If she left now, by morning, he would no longer exist. He wouldn’t even make it to biting the chambermaid who’d been worrying Mihaela since she’d decided to take him to a hotel. But there were still questions to be asked.
Something changed in the vampire’s gray, reflective eyes. A different kind of pain that she couldn’t begin to guess at. Then his eyelids closed, and a faint smile formed on his full, sensual lips.
“We’re both running away,” he observed. “I can’t blame you.”
Mihaela’s heart thundered in her breast. She could not
run away. She had the power, for good or ill, to keep this very odd vampire in existence.
She could die.
I could find out what the blood drink is truly like…
Appalled, she strode to the bedroom door, and grasped the handle. Maximilian had saved her life. Was it a fair return just to let him die in greater comfort than he’d have found hiding behind a barrel in the backyard of a pub?
Elizabeth didn’t believe Maximilian was evil. Whatever he’d done in the past, he’d shown loyalty to Saloman since the Ancient’s awakening. But what did Maximilian owe Mihaela?
With my blood, he could recover and drain me in an instant, if he chose.
If he dies, there are things I’ll never know.
“The vampire who led the others,” she said abruptly. “Would you help me find him?” She wouldn’t consider the other things she’d never know; she wouldn’t let them in her mind. She listened instead to the beats of her heart. One, two.
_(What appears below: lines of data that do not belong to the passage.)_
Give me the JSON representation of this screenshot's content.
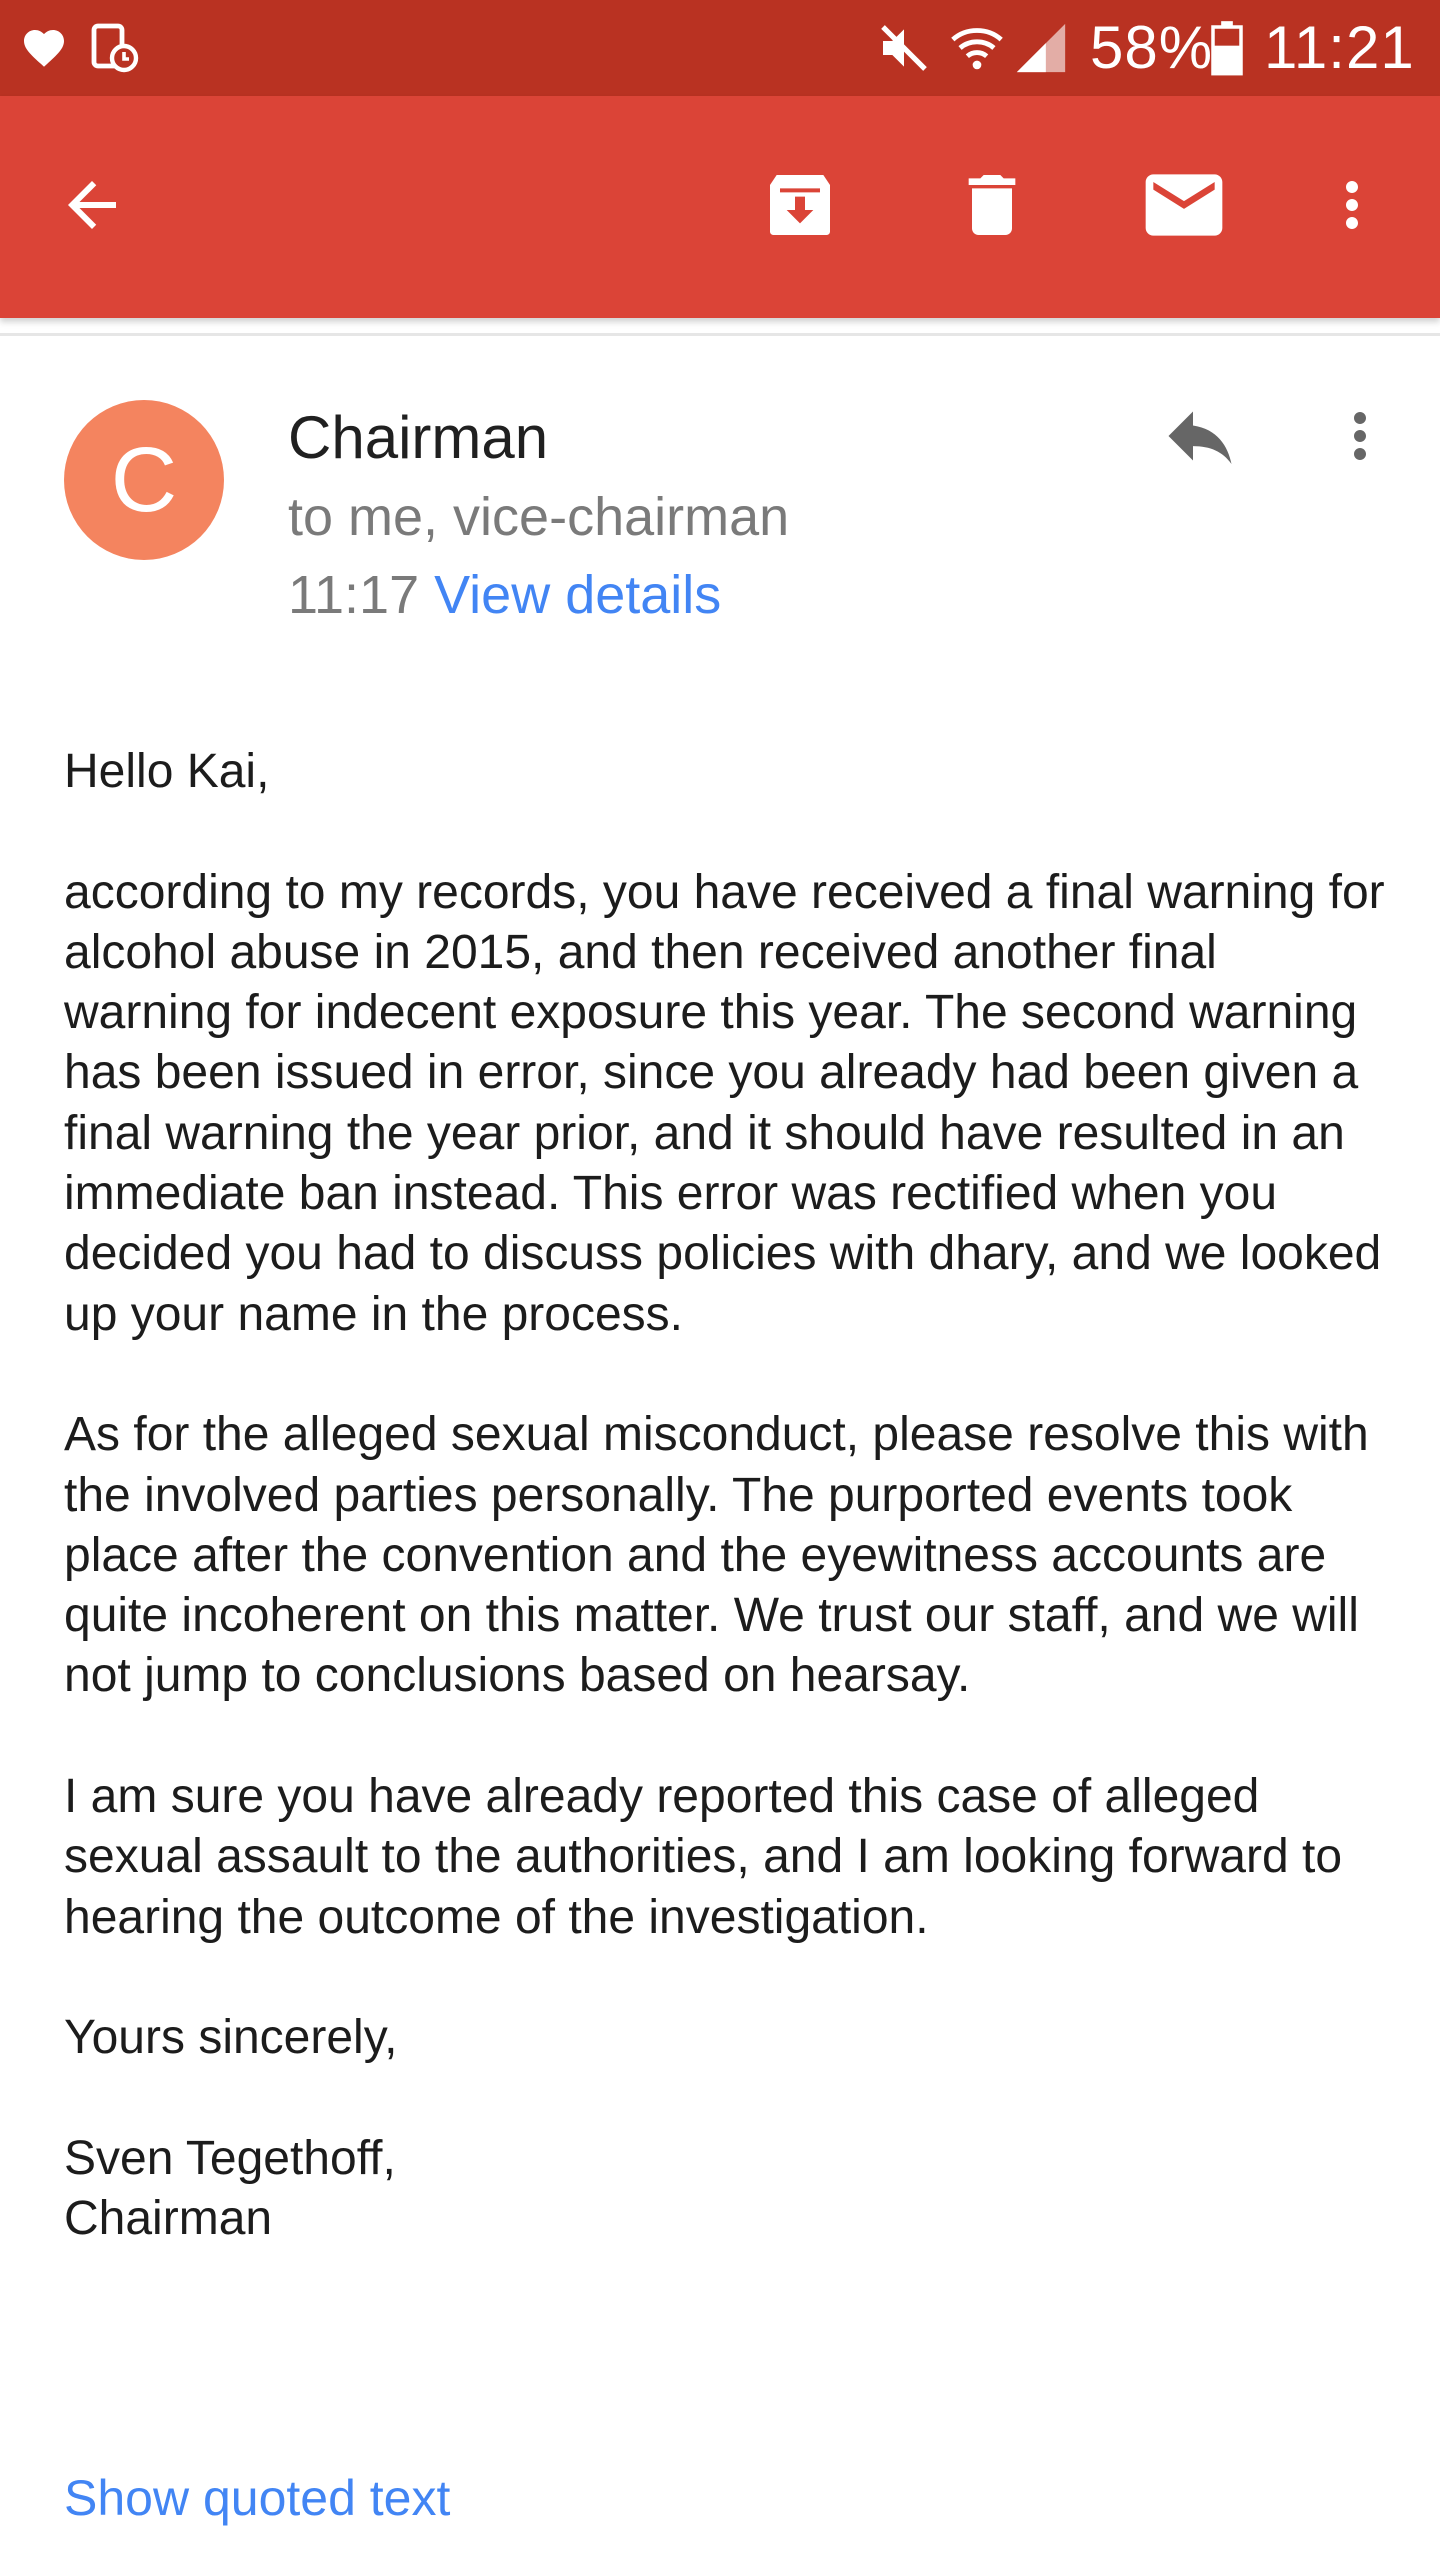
{
  "status_bar": {
    "battery": "58%",
    "time": "11:21",
    "icons": [
      "heart-icon",
      "device-lock-icon",
      "mute-icon",
      "wifi-icon",
      "signal-icon",
      "battery-icon"
    ]
  },
  "toolbar": {
    "icons": [
      "back-arrow-icon",
      "archive-icon",
      "delete-icon",
      "mark-unread-icon",
      "more-vert-icon"
    ]
  },
  "email": {
    "avatar_letter": "C",
    "avatar_color": "#f4845f",
    "sender": "Chairman",
    "recipients": "to me, vice-chairman",
    "time": "11:17",
    "view_details": "View details",
    "greeting": "Hello Kai,",
    "paragraphs": [
      "according to my records, you have received a final warning for alcohol abuse in 2015, and then received another final warning for indecent exposure this year. The second warning has been issued in error, since you already had been given a final warning the year prior, and it should have resulted in an immediate ban instead. This error was rectified when you decided you had to discuss policies with dhary, and we looked up your name in the process.",
      "As for the alleged sexual misconduct, please resolve this with the involved parties personally. The purported events took place after the convention and the eyewitness accounts are quite incoherent on this matter. We trust our staff, and we will not jump to conclusions based on hearsay.",
      "I am sure you have already reported this case of alleged sexual assault to the authorities, and I am looking forward to hearing the outcome of the investigation."
    ],
    "closing": "Yours sincerely,",
    "signature_name": "Sven Tegethoff,",
    "signature_title": "Chairman",
    "show_quoted": "Show quoted text"
  },
  "colors": {
    "status_bar": "#b93222",
    "app_bar": "#db4437",
    "link": "#4285f4"
  }
}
Three, four.
“If you wish.”
She closed her eyes, shocked by the rush of yearning that came with the fear.
He said, “I won’t kill you,”
She drew in a shuddering breath, snapped her eyes open, and spun back round to face him. “Damn right you won’t,” she said grimly, and drew the stake from her pocket to show him.
One corner of his mouth tugged upward. She shrugged her coat off, over the stake, and threw it on the floor before walking purposefully toward him. He lay perfectly still, watching her every move. Despite his tattered, modern clothes, he looked like some decadent, talented Renaissance youth. Which he probably had been.
Mihaela sank onto the bed beside him, and, willing her hand not to shake, she placed the point of the stake over his heart. Still, he didn’t move. It was possible that he couldn’t.
“I’ve killed many vampires,” she warned him, and wished her voice didn’t sound so husky.
A spark of humor, so faint as to be almost indistinguishable, lightened his pain-wracked eyes. “Then you have another advantage. I’ve never killed a hunter.”
Watching him for any sign of sudden attack, she leaned slowly over him, angling her head to offer him her throat. As his face disappeared from her vision, her tingling skin seemed to grow tighter. Since he had no breath, there was no warning before he touched her throat. She couldn’t suppress her gasp or her jerk of surprise. But still he didn’t move, just waited for her to settle and return to the same position. Again, his cool lips touched her neck. Shards of fear sprayed outward to every nerve-ending she possessed. At least she called it fear, because even that was easier to bear.